Fetal alcohol spectrum disorders (FASD) are known for their wide-ranging manifestations. The diagnosis is associated with facial, bone and other physical deformities, major organ complications and even learning disabilities and other social and behavioral issues.1 The degree and amount of these complications are a gamble, but a near consistent result of exposure to alcohol in utero is ophthalmological abnormalities, according to a new study.2

The Sweden-based research team looked at 30 cases of adopted children diagnosed with FASD.2 The researchers evaluated their records from the time of their adoption (mean age 7.9 years) into adulthood, between 13 and 18 years later.2 They reviewed each subject’s visual acuity, refraction, stereoacuity, strabismus, ocular media and fundus exam.2 Most commonly, the subjects developed astigmatism.2 Defective stereoacuity was also noted frequently, appearing in 67% of the patients in childhood and, by adulthood, 73%.2 Heterotropia occurred in 40% in childhood and 43% in adulthood.2 Increased tortuosity of the retinal vessels was found in 27% in childhood and 37% in adulthood and optic nerve hypoplasia was recorded in three children and four adults.2

Median visual acuities were 20/32 OD and 20/32 OS in childhood and 20/22 OD and 20/20 OS in adulthood.2 

1. Mayo Clinic Staff.
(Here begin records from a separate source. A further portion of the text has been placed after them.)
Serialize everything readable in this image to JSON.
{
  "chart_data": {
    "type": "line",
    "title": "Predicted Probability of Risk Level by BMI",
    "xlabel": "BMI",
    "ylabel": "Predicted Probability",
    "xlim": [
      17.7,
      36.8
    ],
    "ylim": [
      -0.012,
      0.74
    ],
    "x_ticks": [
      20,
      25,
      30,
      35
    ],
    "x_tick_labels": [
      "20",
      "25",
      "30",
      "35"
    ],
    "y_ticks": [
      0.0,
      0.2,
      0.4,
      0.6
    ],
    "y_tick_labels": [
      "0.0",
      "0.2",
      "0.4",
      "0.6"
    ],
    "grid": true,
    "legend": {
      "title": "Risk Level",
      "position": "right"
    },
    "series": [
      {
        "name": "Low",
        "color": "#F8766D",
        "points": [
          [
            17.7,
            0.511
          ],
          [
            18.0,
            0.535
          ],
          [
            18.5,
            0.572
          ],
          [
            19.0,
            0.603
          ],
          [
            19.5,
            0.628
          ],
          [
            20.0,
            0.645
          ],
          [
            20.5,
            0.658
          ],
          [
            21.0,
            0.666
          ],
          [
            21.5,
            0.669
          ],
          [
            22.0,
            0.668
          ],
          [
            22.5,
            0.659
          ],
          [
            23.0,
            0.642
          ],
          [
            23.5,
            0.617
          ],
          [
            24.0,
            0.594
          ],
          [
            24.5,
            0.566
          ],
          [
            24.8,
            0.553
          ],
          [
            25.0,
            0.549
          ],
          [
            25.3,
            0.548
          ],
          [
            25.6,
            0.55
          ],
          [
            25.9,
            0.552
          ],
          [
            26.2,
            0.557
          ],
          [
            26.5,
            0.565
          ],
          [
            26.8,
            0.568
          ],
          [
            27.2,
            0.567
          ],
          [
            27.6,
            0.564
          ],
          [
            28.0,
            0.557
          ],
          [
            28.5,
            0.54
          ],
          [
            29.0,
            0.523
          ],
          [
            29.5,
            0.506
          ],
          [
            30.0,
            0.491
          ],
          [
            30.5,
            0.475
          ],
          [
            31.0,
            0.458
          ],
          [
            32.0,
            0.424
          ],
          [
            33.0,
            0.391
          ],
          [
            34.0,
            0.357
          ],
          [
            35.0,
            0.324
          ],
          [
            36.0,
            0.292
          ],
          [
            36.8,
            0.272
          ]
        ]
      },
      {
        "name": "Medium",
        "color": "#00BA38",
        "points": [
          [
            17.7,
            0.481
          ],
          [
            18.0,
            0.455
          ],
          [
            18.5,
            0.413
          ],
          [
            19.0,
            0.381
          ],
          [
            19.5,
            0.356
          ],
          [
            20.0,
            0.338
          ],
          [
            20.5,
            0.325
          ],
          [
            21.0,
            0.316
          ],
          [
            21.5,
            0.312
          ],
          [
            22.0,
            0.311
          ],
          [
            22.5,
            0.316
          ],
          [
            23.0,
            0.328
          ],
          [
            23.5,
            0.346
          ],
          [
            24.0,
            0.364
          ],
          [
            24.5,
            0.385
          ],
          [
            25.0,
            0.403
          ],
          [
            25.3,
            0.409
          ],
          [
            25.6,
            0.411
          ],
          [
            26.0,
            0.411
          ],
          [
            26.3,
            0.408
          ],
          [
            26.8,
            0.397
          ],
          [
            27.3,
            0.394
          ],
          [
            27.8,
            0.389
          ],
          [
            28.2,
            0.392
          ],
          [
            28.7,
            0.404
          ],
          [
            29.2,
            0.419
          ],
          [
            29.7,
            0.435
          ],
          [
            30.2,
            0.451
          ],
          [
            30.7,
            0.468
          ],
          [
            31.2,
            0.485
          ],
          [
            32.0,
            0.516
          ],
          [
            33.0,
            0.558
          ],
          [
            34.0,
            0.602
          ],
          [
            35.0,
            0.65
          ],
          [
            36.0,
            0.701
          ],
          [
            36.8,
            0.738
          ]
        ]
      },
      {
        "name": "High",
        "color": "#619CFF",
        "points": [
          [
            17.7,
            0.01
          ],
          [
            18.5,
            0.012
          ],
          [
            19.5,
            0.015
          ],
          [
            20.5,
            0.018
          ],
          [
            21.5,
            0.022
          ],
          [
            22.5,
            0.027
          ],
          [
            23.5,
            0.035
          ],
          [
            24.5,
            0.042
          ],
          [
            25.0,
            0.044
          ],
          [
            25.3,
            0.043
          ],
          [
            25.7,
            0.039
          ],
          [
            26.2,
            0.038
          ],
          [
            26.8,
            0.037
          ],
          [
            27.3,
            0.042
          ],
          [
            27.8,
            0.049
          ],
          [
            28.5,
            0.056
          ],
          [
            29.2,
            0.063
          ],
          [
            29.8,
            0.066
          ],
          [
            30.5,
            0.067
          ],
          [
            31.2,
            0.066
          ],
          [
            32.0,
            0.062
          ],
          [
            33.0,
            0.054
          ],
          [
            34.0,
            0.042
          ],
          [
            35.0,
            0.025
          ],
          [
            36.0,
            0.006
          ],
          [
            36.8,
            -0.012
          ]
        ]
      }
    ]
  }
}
Fetal alcohol syndrome. Mayo Clinic. www.mayoclinic.org/diseases-conditions/fetal-alcohol-syndrome/symptoms-causes/syc-20352901. January 10, 2018. Accessed January 13, 2020.

2. Gyllencreutz E, Aring E, Landgren V, et al. Ophthalmological findings in fetal alcohol spectrum disorders – a cohort study from childhood to adulthood. Am J Ophthalmol. January 9, 2020. [Epub ahead of print].